Several journals have implemented policies over the past 20 years to deter falsified images. These policies range from spot checks to scrutiny of every published image. Despite these additional fraud detection measures, the number of manipulated images in accepted papers has remained the same or increased in recent years. Increasingly sophisticated image manipulation software has created a virtual competition between production and detection of doctored images, as the task of noticing problems is non-trivial, even for a well-trained eye. (For some examples – or to check your own skills at spotting fakes – check out the manipulated images in this article.)
Ideally, publishers would have software that can scan for problematic images automatically. Most publishers employ such software to scan texts for plagiarism, which constitutes another common form of misconduct in scientific publishing. Submitted manuscripts are run through artificial intelligence software that scans for text lifted from other works without citation of the original, for example. But comparing sentences is, in practice, much more straightforward than comparing images, even for a computer.
Image analysis software can detect duplicate images even if they have been rotated or mirrored. However, automated image detection still requires human confirmation because there are acceptable uses of even the simplest case of exact duplication. For example, an image of a Western blot control band may appear multiple times within a paper if referring to the same experiment. In contrast, the same control band used multiple times for two different experiments would be problematic. More complex image manipulations, such as splicing together multiple images, are more difficult to detect with software.

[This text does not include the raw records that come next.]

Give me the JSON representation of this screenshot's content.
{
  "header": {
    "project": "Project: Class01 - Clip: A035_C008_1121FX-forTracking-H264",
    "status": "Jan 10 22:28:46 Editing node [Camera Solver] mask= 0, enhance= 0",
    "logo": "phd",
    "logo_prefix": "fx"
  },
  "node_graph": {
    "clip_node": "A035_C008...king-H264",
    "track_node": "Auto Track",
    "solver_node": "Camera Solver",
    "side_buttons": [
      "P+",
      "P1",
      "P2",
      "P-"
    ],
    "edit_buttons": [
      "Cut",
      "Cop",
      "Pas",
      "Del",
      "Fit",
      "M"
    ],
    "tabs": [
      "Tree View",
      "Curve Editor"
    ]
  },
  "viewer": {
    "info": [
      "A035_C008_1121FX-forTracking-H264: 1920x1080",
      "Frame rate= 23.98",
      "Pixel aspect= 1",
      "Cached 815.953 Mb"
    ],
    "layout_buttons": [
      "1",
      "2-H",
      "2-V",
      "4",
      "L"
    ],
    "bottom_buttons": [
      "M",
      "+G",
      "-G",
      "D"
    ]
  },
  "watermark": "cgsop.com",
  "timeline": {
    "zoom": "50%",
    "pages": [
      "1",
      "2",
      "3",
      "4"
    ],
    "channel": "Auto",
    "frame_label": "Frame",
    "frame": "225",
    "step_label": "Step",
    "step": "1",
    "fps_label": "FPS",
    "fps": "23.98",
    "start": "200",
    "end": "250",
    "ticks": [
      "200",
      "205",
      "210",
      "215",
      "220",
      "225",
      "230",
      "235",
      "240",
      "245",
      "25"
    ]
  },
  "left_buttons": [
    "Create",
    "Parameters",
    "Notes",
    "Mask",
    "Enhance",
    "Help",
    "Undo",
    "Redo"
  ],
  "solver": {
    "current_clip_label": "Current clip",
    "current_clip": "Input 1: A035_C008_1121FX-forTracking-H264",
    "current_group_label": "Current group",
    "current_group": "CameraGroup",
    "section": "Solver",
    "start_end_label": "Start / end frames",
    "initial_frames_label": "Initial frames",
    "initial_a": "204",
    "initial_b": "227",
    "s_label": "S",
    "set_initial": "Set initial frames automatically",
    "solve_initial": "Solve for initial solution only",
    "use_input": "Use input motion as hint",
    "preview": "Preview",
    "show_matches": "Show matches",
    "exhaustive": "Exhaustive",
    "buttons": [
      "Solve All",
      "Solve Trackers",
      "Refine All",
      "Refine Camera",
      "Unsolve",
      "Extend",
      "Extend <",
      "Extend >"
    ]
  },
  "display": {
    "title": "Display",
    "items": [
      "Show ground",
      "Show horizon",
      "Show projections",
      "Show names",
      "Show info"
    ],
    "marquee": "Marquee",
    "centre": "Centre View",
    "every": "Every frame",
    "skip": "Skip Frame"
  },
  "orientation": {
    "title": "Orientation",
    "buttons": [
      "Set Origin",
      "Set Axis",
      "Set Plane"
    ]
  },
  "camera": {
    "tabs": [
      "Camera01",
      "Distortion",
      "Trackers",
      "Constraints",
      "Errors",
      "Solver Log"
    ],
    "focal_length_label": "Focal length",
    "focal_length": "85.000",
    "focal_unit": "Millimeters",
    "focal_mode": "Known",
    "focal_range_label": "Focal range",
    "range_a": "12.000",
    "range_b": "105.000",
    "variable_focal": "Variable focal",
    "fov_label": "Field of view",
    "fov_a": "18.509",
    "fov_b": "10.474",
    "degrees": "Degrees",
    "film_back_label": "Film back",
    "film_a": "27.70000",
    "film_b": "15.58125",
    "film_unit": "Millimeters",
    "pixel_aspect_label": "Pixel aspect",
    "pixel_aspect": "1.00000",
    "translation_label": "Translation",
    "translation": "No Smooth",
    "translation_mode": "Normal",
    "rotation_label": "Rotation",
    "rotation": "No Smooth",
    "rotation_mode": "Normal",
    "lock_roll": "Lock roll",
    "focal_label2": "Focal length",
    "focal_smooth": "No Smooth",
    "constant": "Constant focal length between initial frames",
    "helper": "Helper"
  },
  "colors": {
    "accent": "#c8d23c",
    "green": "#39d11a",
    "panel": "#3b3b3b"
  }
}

Universal publishing standards
At the end of 2021, eight major publishers collectively issued some long overdue guidelines for spotting manipulated images and standard procedures for how to proceed depending on the level of image doctoring. The intention is to detect more problematic images during the peer-review and editing process before publication. By implementing a higher level of upfront scrutiny, the aim is to reduce the number of images that need to be reported by the scientific community after publication.
Even though a small number of publications contain falsified data, it is imperative to keep improving the scientific publishing process and standards to enforce scientific integrity. While the results of any singular study won’t hold much weight over time if the results can’t be repeated, a lot of time and money is wasted when other researchers try to reproduce fraudulent results. Some journals and funding sources are starting to require sharing all raw data as well as code used in published data analysis. The overhead for reproducing results would be that much lower if the availability of both raw data and code became a ubiquitous requirement of scientific publication.

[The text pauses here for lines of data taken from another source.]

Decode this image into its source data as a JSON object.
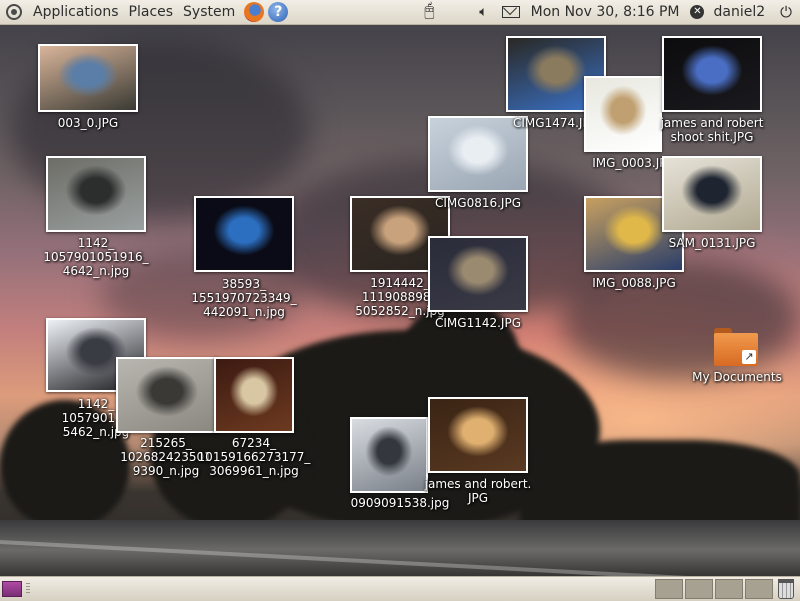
{
  "top_panel": {
    "menus": [
      "Applications",
      "Places",
      "System"
    ],
    "clock": "Mon Nov 30,  8:16 PM",
    "user": "daniel2"
  },
  "desktop_icons": [
    {
      "label": "003_0.JPG",
      "colors": [
        "#d9b59a",
        "#5a7ea8",
        "#3a3a34"
      ]
    },
    {
      "label": "1142_\n1057901051916_\n4642_n.jpg",
      "colors": [
        "#6d6d66",
        "#2c2e2e",
        "#9aa0a0"
      ]
    },
    {
      "label": "38593_\n1551970723349_\n442091_n.jpg",
      "colors": [
        "#0a0b16",
        "#2c6fc0",
        "#0a0b16"
      ]
    },
    {
      "label": "1142_\n105790125\n5462_n.jpg",
      "colors": [
        "#eef2f7",
        "#3a3c44",
        "#1b1c20"
      ]
    },
    {
      "label": "215265_\n102682423501\n9390_n.jpg",
      "colors": [
        "#b8b6b0",
        "#3a3936",
        "#8b8880"
      ]
    },
    {
      "label": "67234_\n10159166273177_\n3069961_n.jpg",
      "colors": [
        "#3c1a12",
        "#d9c7a3",
        "#6d3a20"
      ]
    },
    {
      "label": "1914442_\n1119088981\n5052852_n.jpg",
      "colors": [
        "#3a2e26",
        "#c8a27c",
        "#2a2420"
      ]
    },
    {
      "label": "CIMG0816.JPG",
      "colors": [
        "#c8d2dc",
        "#e9eef3",
        "#9aa6b3"
      ]
    },
    {
      "label": "CIMG1142.JPG",
      "colors": [
        "#2a2c3a",
        "#9a8a70",
        "#3a3a46"
      ]
    },
    {
      "label": "0909091538.jpg",
      "colors": [
        "#d9dde2",
        "#34383e",
        "#7a8088"
      ]
    },
    {
      "label": "james and robert.\nJPG",
      "colors": [
        "#3a2414",
        "#e0b070",
        "#5a3a22"
      ]
    },
    {
      "label": "CIMG1474.JPG",
      "colors": [
        "#2a2824",
        "#8a7a5e",
        "#3a72c8"
      ]
    },
    {
      "label": "IMG_0003.JPG",
      "colors": [
        "#e8e8e0",
        "#c0a070",
        "#ffffff"
      ]
    },
    {
      "label": "james and robert\nshoot shit.JPG",
      "colors": [
        "#0c0c0e",
        "#4a6ec4",
        "#1a1a1e"
      ]
    },
    {
      "label": "IMG_0088.JPG",
      "colors": [
        "#c8a060",
        "#e0b84a",
        "#2a3e6a"
      ]
    },
    {
      "label": "SAM_0131.JPG",
      "colors": [
        "#e6e2d8",
        "#1e2430",
        "#b0a890"
      ]
    },
    {
      "label": "My Documents",
      "colors": [
        "#f09a4e"
      ]
    }
  ]
}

As long as the scientific research community continues to live by the “publish or perish” maxim and the scientific publishing community continues to prioritize flashy, positive results, there will be some small number of researchers who find it irresistible to cheat the system with falsified data. Ideas for improving scientific culture and the publication process have included shifting the peer-review process toward evaluating papers based on methodology instead of results, adapting the purpose of journals toward curation, and publishing “living notebooks” rather than static articles, the last of which I want to dive into further in the future.

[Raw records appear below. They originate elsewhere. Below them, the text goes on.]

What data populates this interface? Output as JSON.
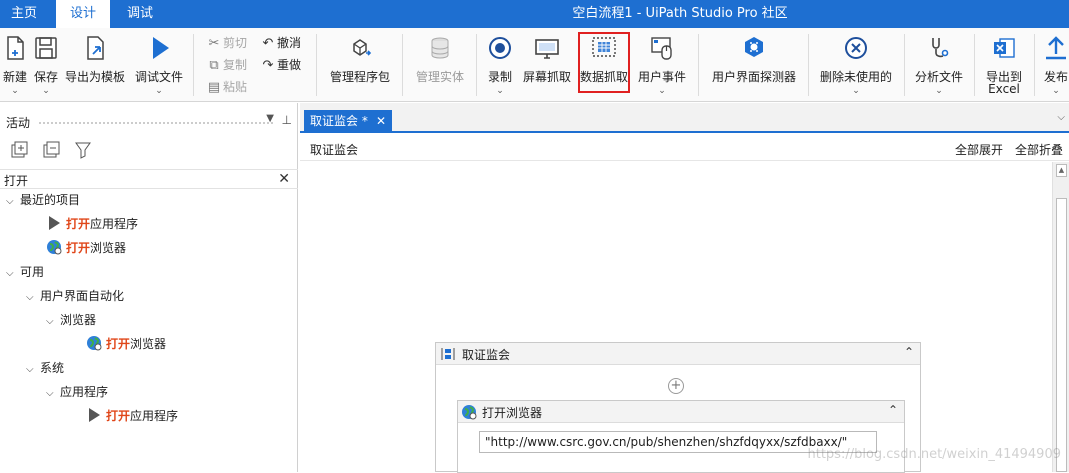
{
  "menu": {
    "tabs": [
      "主页",
      "设计",
      "调试"
    ],
    "active": 1
  },
  "window_title": "空白流程1 - UiPath Studio Pro 社区",
  "ribbon": {
    "new": "新建",
    "save": "保存",
    "export_template": "导出为模板",
    "debug_file": "调试文件",
    "cut": "剪切",
    "copy": "复制",
    "paste": "粘贴",
    "undo": "撤消",
    "redo": "重做",
    "manage_packages": "管理程序包",
    "manage_entities": "管理实体",
    "record": "录制",
    "screen_scraping": "屏幕抓取",
    "data_scraping": "数据抓取",
    "user_events": "用户事件",
    "ui_explorer": "用户界面探测器",
    "remove_unused": "删除未使用的",
    "analyze_file": "分析文件",
    "export_excel_1": "导出到",
    "export_excel_2": "Excel",
    "publish": "发布"
  },
  "activities_panel": {
    "title": "活动",
    "search_value": "打开",
    "tree": {
      "recent": "最近的项目",
      "recent_items": [
        {
          "hl": "打开",
          "rest": "应用程序",
          "icon": "play-triangle-icon"
        },
        {
          "hl": "打开",
          "rest": "浏览器",
          "icon": "globe-icon"
        }
      ],
      "available": "可用",
      "ui_automation": "用户界面自动化",
      "browser": "浏览器",
      "browser_item": {
        "hl": "打开",
        "rest": "浏览器"
      },
      "system": "系统",
      "application": "应用程序",
      "application_item": {
        "hl": "打开",
        "rest": "应用程序"
      }
    }
  },
  "document": {
    "tab": "取证监会 *",
    "breadcrumb": "取证监会",
    "expand_all": "全部展开",
    "collapse_all": "全部折叠",
    "sequence_title": "取证监会",
    "activity_title": "打开浏览器",
    "url_value": "\"http://www.csrc.gov.cn/pub/shenzhen/shzfdqyxx/szfdbaxx/\""
  },
  "watermark": "https://blog.csdn.net/weixin_41494909",
  "colors": {
    "accent": "#1e6fd1",
    "highlight_box": "#e02020",
    "match_text": "#e0471a"
  }
}
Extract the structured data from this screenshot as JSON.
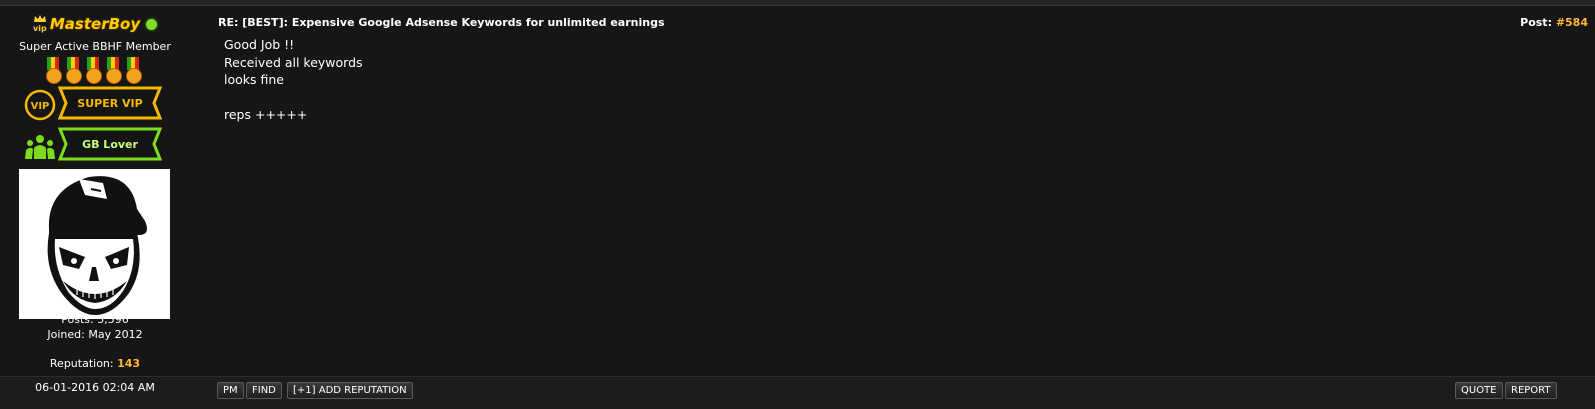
{
  "user": {
    "name": "MasterBoy",
    "vip_mark": "vip",
    "title": "Super Active BBHF Member",
    "awards": [
      {
        "label": "SUPER VIP",
        "icon": "vip-icon",
        "badge": "VIP",
        "color": "#f5b800"
      },
      {
        "label": "GB Lover",
        "icon": "people-icon",
        "color": "#7ddc1e"
      }
    ],
    "posts_label": "Posts: 5,596",
    "joined_label": "Joined: May 2012",
    "reputation_label": "Reputation:",
    "reputation_value": "143",
    "status_color": "#7fdc2b"
  },
  "post": {
    "subject": "RE: [BEST]: Expensive Google Adsense Keywords for unlimited earnings",
    "number_label": "Post:",
    "number": "#584",
    "lines": [
      "Good Job !!",
      "Received all keywords",
      "looks fine",
      "",
      "reps +++++"
    ]
  },
  "footer": {
    "date": "06-01-2016 02:04 AM",
    "buttons": {
      "pm": "PM",
      "find": "FIND",
      "rep": "[+1] ADD REPUTATION",
      "quote": "QUOTE",
      "report": "REPORT"
    }
  },
  "colors": {
    "accent": "#ffb833",
    "username": "#ffcc00",
    "background": "#161616"
  }
}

However, changing the whole system would require overcoming the inertia of the current publishing process from the perspective of both the publishers and the researchers preparing the manuscripts. While that change might someday take place, there are intermediate steps that can improve the current process in the meantime, such as increased scrutiny of published images and transparency through detailed methodology and data sharing. We can’t completely overhaul the scientific publishing process overnight, but implementing incremental changes and fraud-detection measures are achievable short-term goals for improving research reliability.